Here’s the structure of an aggregation pipeline:
db.collection.aggregate([
{
$stage1: {
<expression1>,
<expression2>,
// ...
},
},
{
$stage2: {
<expression1>,
// ...
}
}
])
Here’s an example of an aggregation pipeline applied to a “movies” collection:
db.movies.aggregate([
{
$match: {
"imdb.rating": { $gte: 7 },
name: { $concat: ["$first_name", " ", "$last_name"] },
genres: { $nin: ["Crime", "Horror"] },
rated: { $in: ["PG", "G"] },
languages: { $all: ["English", "Japanese"] }
}
},
{
$project: {
_id: 0,
title: 1,
rated: 1
}
}
])
In this example, we use the $match
stage to filter documents that meet specific conditions and the $project
stage to specify which fields to include or exclude in the result set.
Using $match
and $group
Stages in a MongoDB Aggregation Pipeline
$match
Stage
The $match
stage is used to filter documents that match specified conditions. Here’s the code for the $match
stage:
{
$match: {
"field_name": "value"
}
}
$group
Stage
The $group
stage groups documents by a group key and performs aggregate operations on the grouped data. Here’s the code for the $group
stage:
{
$group: {
_id: <expression>, // Group key
<field>: { <accumulator> : <expression> }
}
}
In an aggregation pipeline, you can use the $match
stage to filter documents and then apply the $group
stage to perform aggregation operations on the filtered data.

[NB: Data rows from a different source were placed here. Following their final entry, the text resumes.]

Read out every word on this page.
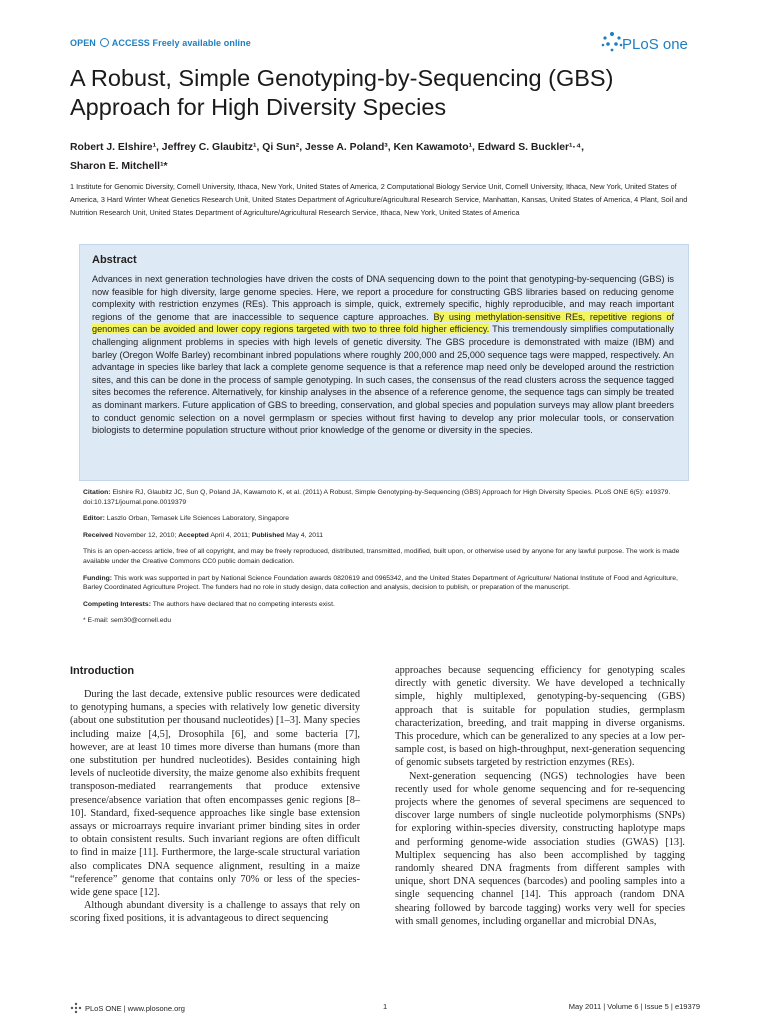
OPEN ACCESS Freely available online	PLoS one
A Robust, Simple Genotyping-by-Sequencing (GBS)
Approach for High Diversity Species
Robert J. Elshire¹, Jeffrey C. Glaubitz¹, Qi Sun², Jesse A. Poland³, Ken Kawamoto¹, Edward S. Buckler¹·⁴,
Sharon E. Mitchell¹*
1 Institute for Genomic Diversity, Cornell University, Ithaca, New York, United States of America, 2 Computational Biology Service Unit, Cornell University, Ithaca, New York, United States of America, 3 Hard Winter Wheat Genetics Research Unit, United States Department of Agriculture/Agricultural Research Service, Manhattan, Kansas, United States of America, 4 Plant, Soil and Nutrition Research Unit, United States Department of Agriculture/Agricultural Research Service, Ithaca, New York, United States of America
Abstract

Advances in next generation technologies have driven the costs of DNA sequencing down to the point that genotyping-by-sequencing (GBS) is now feasible for high diversity, large genome species. Here, we report a procedure for constructing GBS libraries based on reducing genome complexity with restriction enzymes (REs). This approach is simple, quick, extremely specific, highly reproducible, and may reach important regions of the genome that are inaccessible to sequence capture approaches. By using methylation-sensitive REs, repetitive regions of genomes can be avoided and lower copy regions targeted with two to three fold higher efficiency. This tremendously simplifies computationally challenging alignment problems in species with high levels of genetic diversity. The GBS procedure is demonstrated with maize (IBM) and barley (Oregon Wolfe Barley) recombinant inbred populations where roughly 200,000 and 25,000 sequence tags were mapped, respectively. An advantage in species like barley that lack a complete genome sequence is that a reference map need only be developed around the restriction sites, and this can be done in the process of sample genotyping. In such cases, the consensus of the read clusters across the sequence tagged sites becomes the reference. Alternatively, for kinship analyses in the absence of a reference genome, the sequence tags can simply be treated as dominant markers. Future application of GBS to breeding, conservation, and global species and population surveys may allow plant breeders to conduct genomic selection on a novel germplasm or species without first having to develop any prior molecular tools, or conservation biologists to determine population structure without prior knowledge of the genome or diversity in the species.

Citation: Elshire RJ, Glaubitz JC, Sun Q, Poland JA, Kawamoto K, et al. (2011) A Robust, Simple Genotyping-by-Sequencing (GBS) Approach for High Diversity Species. PLoS ONE 6(5): e19379. doi:10.1371/journal.pone.0019379

Editor: Laszlo Orban, Temasek Life Sciences Laboratory, Singapore

Received November 12, 2010; Accepted April 4, 2011; Published May 4, 2011

This is an open-access article, free of all copyright, and may be freely reproduced, distributed, transmitted, modified, built upon, or otherwise used by anyone for any lawful purpose. The work is made available under the Creative Commons CC0 public domain dedication.

Funding: This work was supported in part by National Science Foundation awards 0820619 and 0965342, and the United States Department of Agriculture/ National Institute of Food and Agriculture, Barley Coordinated Agriculture Project. The funders had no role in study design, data collection and analysis, decision to publish, or preparation of the manuscript.

Competing Interests: The authors have declared that no competing interests exist.

* E-mail: sem30@cornell.edu

Introduction

During the last decade, extensive public resources were dedicated to genotyping humans, a species with relatively low genetic diversity (about one substitution per thousand nucleotides) [1–3]. Many species including maize [4,5], Drosophila [6], and some bacteria [7], however, are at least 10 times more diverse than humans (more than one substitution per hundred nucleotides). Besides containing high levels of nucleotide diversity, the maize genome also exhibits frequent transposon-mediated rearrangements that produce extensive presence/absence variation that often encompasses genic regions [8–10]. Standard, fixed-sequence approaches like single base extension assays or microarrays require invariant primer binding sites in order to obtain consistent results. Such invariant regions are often difficult to find in maize [11]. Furthermore, the large-scale structural variation also complicates DNA sequence alignment, resulting in a maize “reference” genome that contains only 70% or less of the species-wide gene space [12].

Although abundant diversity is a challenge to assays that rely on scoring fixed positions, it is advantageous to direct sequencing

approaches because sequencing efficiency for genotyping scales directly with genetic diversity. We have developed a technically simple, highly multiplexed, genotyping-by-sequencing (GBS) approach that is suitable for population studies, germplasm characterization, breeding, and trait mapping in diverse organisms. This procedure, which can be generalized to any species at a low per-sample cost, is based on high-throughput, next-generation sequencing of genomic subsets targeted by restriction enzymes (REs).

Next-generation sequencing (NGS) technologies have been recently used for whole genome sequencing and for re-sequencing projects where the genomes of several specimens are sequenced to discover large numbers of single nucleotide polymorphisms (SNPs) for exploring within-species diversity, constructing haplotype maps and performing genome-wide association studies (GWAS) [13]. Multiplex sequencing has also been accomplished by tagging randomly sheared DNA fragments from different samples with unique, short DNA sequences (barcodes) and pooling samples into a single sequencing channel [14]. This approach (random DNA shearing followed by barcode tagging) works very well for species with small genomes, including organellar and microbial DNAs,

PLoS ONE | www.plosone.org	1	May 2011 | Volume 6 | Issue 5 | e19379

Here’s an example aggregation pipeline that finds documents with a “state” field matching “CA” and then groups those documents by the group key “$city” while counting the total number of zip codes in the state of California:
db.zips.aggregate([
{
$match: {
state: "CA"
}
},
{
$group: {
_id: "$city",
totalZips: { $count: {} }
}
}
])
Using $sort
and $limit
Stages in a MongoDB Aggregation Pipeline
$sort
Stage
The $sort
stage is used to sort all input documents and return them in a specified order. Use 1
for ascending order and -1
for descending order:
{
$sort: {
"field_name": 1
}
}
$limit
Stage
The $limit
stage returns only a specified number of records:
{
$limit: 5
}
In an aggregation pipeline, you can use the $sort
stage to sort documents and then apply the $limit
stage to restrict the number of results.
Here’s an example aggregation pipeline that sorts documents in descending order based on the “pop” field and limits the output to the first five documents after sorting:
db.zips.aggregate([
{
$sort: {
pop: -1
}
},
{
$limit: 5
}
])
Using $project
, $count
, and $set
Stages in a MongoDB Aggregation Pipeline
$project
Stage
The $project
stage is used to specify which fields of the output documents should be included or excluded. Use 1
to include a field, 0
to exclude a field, and you can also assign new values to fields:
{
$project: {
state: 1,
zip: 1,
population: "$pop",
_id: 0
}
}
$set
Stage
The $set
stage creates new fields or changes the value of existing fields in documents:
{
$set: {
place: {
$concat: ["$city", ",", "$state"]
},
pop: 10000
}
}
$count
Stage
The $count
stage creates a new document with a specified field name and sets its value to the number of documents at that stage in the aggregation pipeline:
{
$count: "total_zips"
}
These stages can be used to reshape and transform the data in an aggregation pipeline.
Using the $out
Stage in a MongoDB Aggregation Pipeline
The $out
stage is used to write the documents returned by an aggregation pipeline into a collection. It must be the last stage in the pipeline. If the collection specified in $out
does not already exist, it will be created. If it exists, the existing collection will be replaced with the new data.
Here’s the syntax for the $out
stage:
$out: {
db: "<db>",
coll: "<newcollection>"
}
For example:
db.zips.aggregate([
{
$group: {
_id: "$state",
total_pop: { $sum: "$pop" }
}
},
{
$match: {
total_pop: { $lt: 1000000 }
}
},
{
$out: "small_states"
}
])
In this example, the aggregation pipeline first groups documents by the “state” field and calculates the total population. Then, it filters for states with a total population less than 1,000,000 and writes the result to a new collection called “small_states.”
After running the pipeline, you can find the results in the “small_states” collection.